There will be c…

Kristian Pope

There will be cheers. Jeers, too, maybe. No one is totally sure what the reaction will be on Saturday when Mike Hebert enters Huff Hall.
In that University of Illinois arena, Hebert became a women’s college volleyball legend. Thirteen years. Four Big Ten titles. A couple of final fours, too. The Gophers volleyball coach knows the place all too well.
That was yesterday. Today, Hebert is enjoying a new beginning at Minnesota, where he’s trying to turn the Gophers into a winner. Just like he did in Champaign, Ill., where he’ll be this weekend. It’s the first time he’ll be in that city since taking the Minnesota job last December.
The return has been on Hebert’s mind all week.

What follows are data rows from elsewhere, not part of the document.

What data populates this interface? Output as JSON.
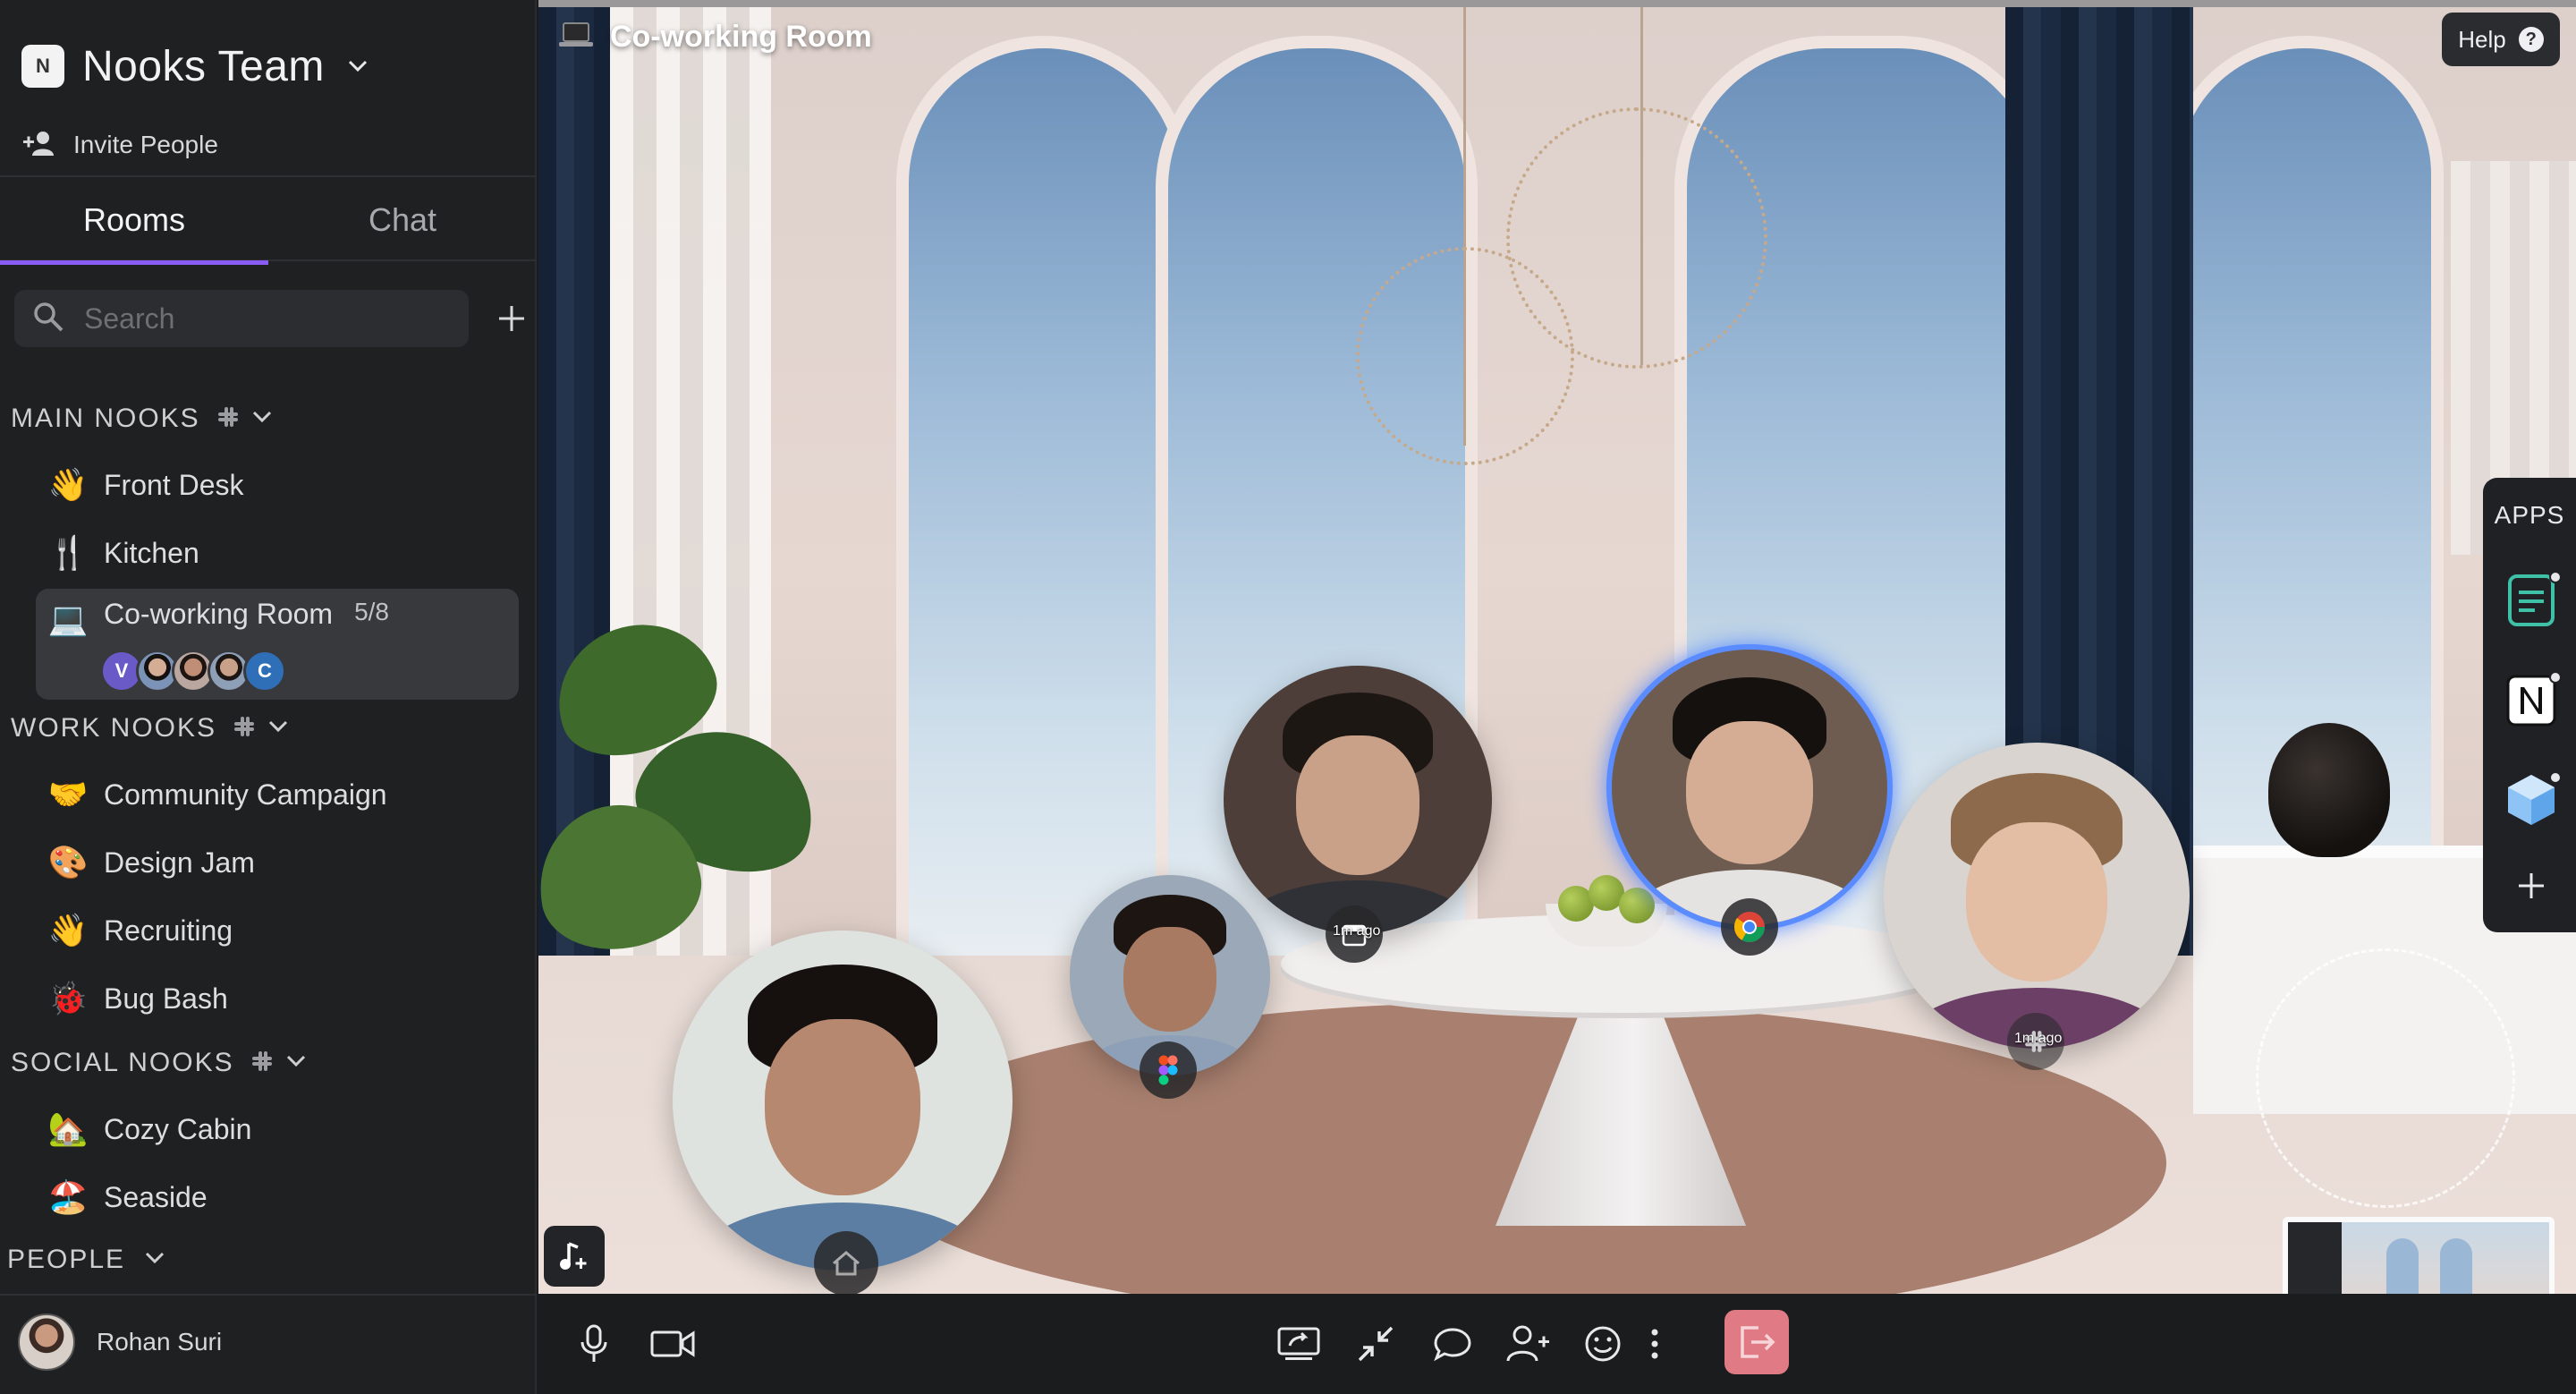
{
  "team": {
    "logo_letter": "N",
    "name": "Nooks Team"
  },
  "invite": {
    "label": "Invite People"
  },
  "tabs": [
    {
      "label": "Rooms",
      "active": true
    },
    {
      "label": "Chat",
      "active": false
    }
  ],
  "search": {
    "placeholder": "Search",
    "value": ""
  },
  "sections": {
    "main": {
      "title": "MAIN NOOKS",
      "rooms": [
        {
          "emoji": "👋",
          "label": "Front Desk"
        },
        {
          "emoji": "🍴",
          "label": "Kitchen"
        },
        {
          "emoji": "💻",
          "label": "Co-working Room",
          "count": "5/8",
          "active": true,
          "avatars": [
            "V",
            "",
            "",
            "",
            "C"
          ]
        }
      ]
    },
    "work": {
      "title": "WORK NOOKS",
      "rooms": [
        {
          "emoji": "🤝",
          "label": "Community Campaign"
        },
        {
          "emoji": "🎨",
          "label": "Design Jam"
        },
        {
          "emoji": "👋",
          "label": "Recruiting"
        },
        {
          "emoji": "🐞",
          "label": "Bug Bash"
        }
      ]
    },
    "social": {
      "title": "SOCIAL NOOKS",
      "rooms": [
        {
          "emoji": "🏡",
          "label": "Cozy Cabin"
        },
        {
          "emoji": "🏖️",
          "label": "Seaside"
        }
      ]
    },
    "people": {
      "title": "PEOPLE"
    }
  },
  "user": {
    "name": "Rohan Suri"
  },
  "stage": {
    "room_icon": "laptop-icon",
    "room_title": "Co-working Room",
    "help_label": "Help",
    "help_glyph": "?",
    "apps_title": "APPS",
    "participants": [
      {
        "id": "p1",
        "badge_icon": "calendar-icon",
        "badge_text": "1m ago",
        "skin": "#c9a088",
        "hair": "#1d1714",
        "shirt": "#2f3137"
      },
      {
        "id": "p2",
        "badge_icon": "chrome-icon",
        "badge_text": "",
        "skin": "#d5ad95",
        "hair": "#15110f",
        "shirt": "#e5e3e2",
        "speaking": true
      },
      {
        "id": "p3",
        "badge_icon": "figma-icon",
        "badge_text": "",
        "skin": "#a97a62",
        "hair": "#1c1512",
        "shirt": "#8ea0b8"
      },
      {
        "id": "p4",
        "badge_icon": "slack-icon",
        "badge_text": "1m ago",
        "skin": "#e3bda4",
        "hair": "#8d6a4b",
        "shirt": "#6b3f66"
      },
      {
        "id": "p5",
        "badge_icon": "home-icon",
        "badge_text": "",
        "skin": "#b78870",
        "hair": "#16110f",
        "shirt": "#5d7ea3"
      }
    ]
  },
  "controls": {
    "accent_leave": "#e07a85",
    "accent_tab": "#8a5cf6",
    "speaking_ring": "#5b8cff"
  }
}
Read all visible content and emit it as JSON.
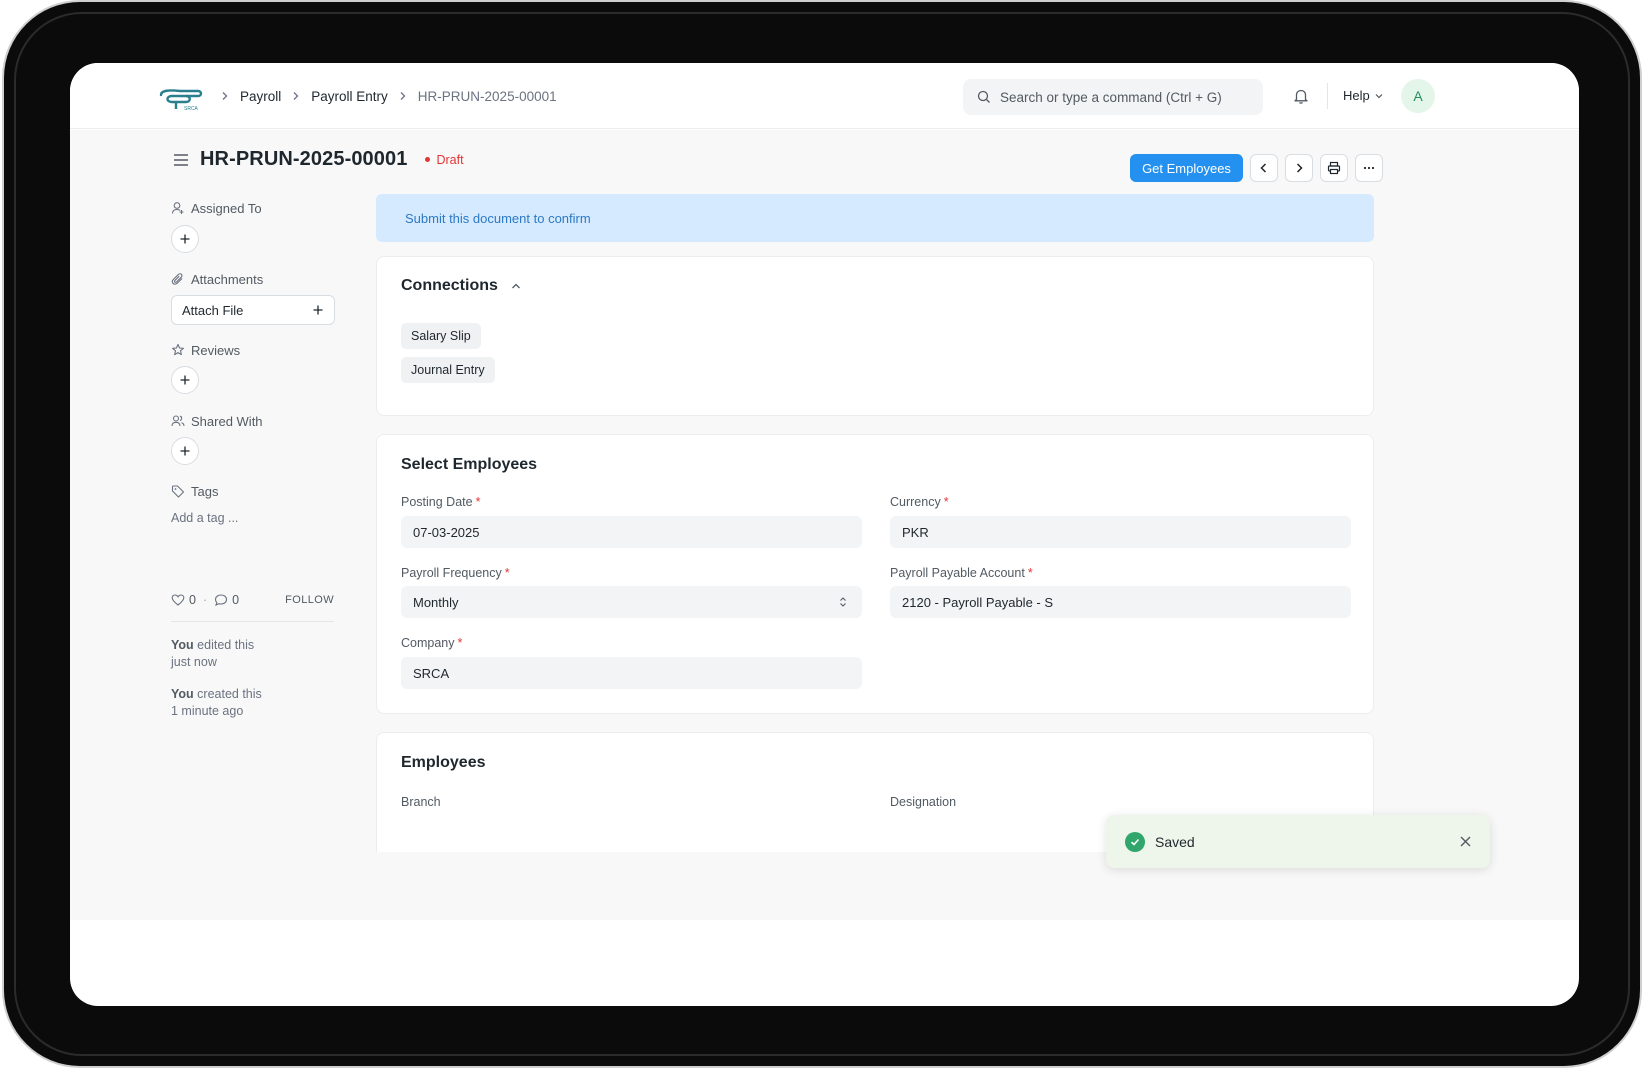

“I’m sure there will be some of my supporters at the game,” he said. “But there will be that percentage who think I’m a traitor for leaving Illinois.
“I understand the reality (of leaving), but I don’t feel like a traitor.”
Those feelings do prevail, however. In departing Illinois for the same position within the conference, Hebert has taken criticism.
“As an administrator, I never thought that was appropriate,” Illinois Athletics Director Karol Kahrs said. “If you’re elevating from a position within the conference, I would never hold someone back. But a lateral move, like moving to another head coaching job, is unusual.
“I would never stand in Mike’s way. But I wouldn’t have encouraged him to go to another Big Ten school,” Kahrs said.
When he did, Illinois was left in shock. A few players, including All-American Erin Borske quit the program. Kahrs wound up hiring Louisville’s Don Hardin, a Hebert protege.
“This has been the biggest challenge in my life,” Hardin said. Hardin played for Hebert at Pittsburgh in 1979 and coached with him at Illinois for five years.
“Mike was my mentor,” Hardin said. “If it wasn’t for him, I wouldn’t be here.”
Hardin said the job hasn’t been easy. “Ideally you want to take over for a coach who botched up,” he said. “That way you come in with automatic credibility because people think, well, you have to be better than the guy before.”
When you take over for an icon, the job takes on a different meaning.
“I’ve come into a situation where everyone is second-guessing what I do,” Hardin said. “I have to earn my credibility.”
Hardin said fans have rallied around his hiring. Attendance at Huff Hall has been steady.
While Hebert doesn’t know what to expect, Hardin has an idea. Illinois just returned from Hardin’s old digs, Louisville. He said he was surprised at the outcome.
“I thought Louisville would come out furious and want to beat me,” Hardin said. “But the opposite happened. My team wanted to show me I didn’t make a mistake by coming (to Illinois).”
The Cardinals succumbed to the excitement. And Hardin believes the same could happen to his bunch.
“(Minnesota) is very loyal to that new staff,” Hardin said. “They want to show the coach that they’re behind him. It could be a psychological disadvantage for us.”
Hebert doesn’t think so. “Hardin’s sandbagging it,” he said. “In that gym, Illinois can’t play badly. I know those players too well.”
There’s a lot that Hebert knows too well. He’s at Minnesota now, and all that talk about him taking a job at a rival school means little.
But Hebert knows there’s a part of him that will always remain in Champaign.
“I spent 13 years there building and sustaining that program,” Hebert said. “It remains a warm and special place for me.
“But I’m not going back there to greet old friends,” he said. “I’m going there as Minnesota’s coach.”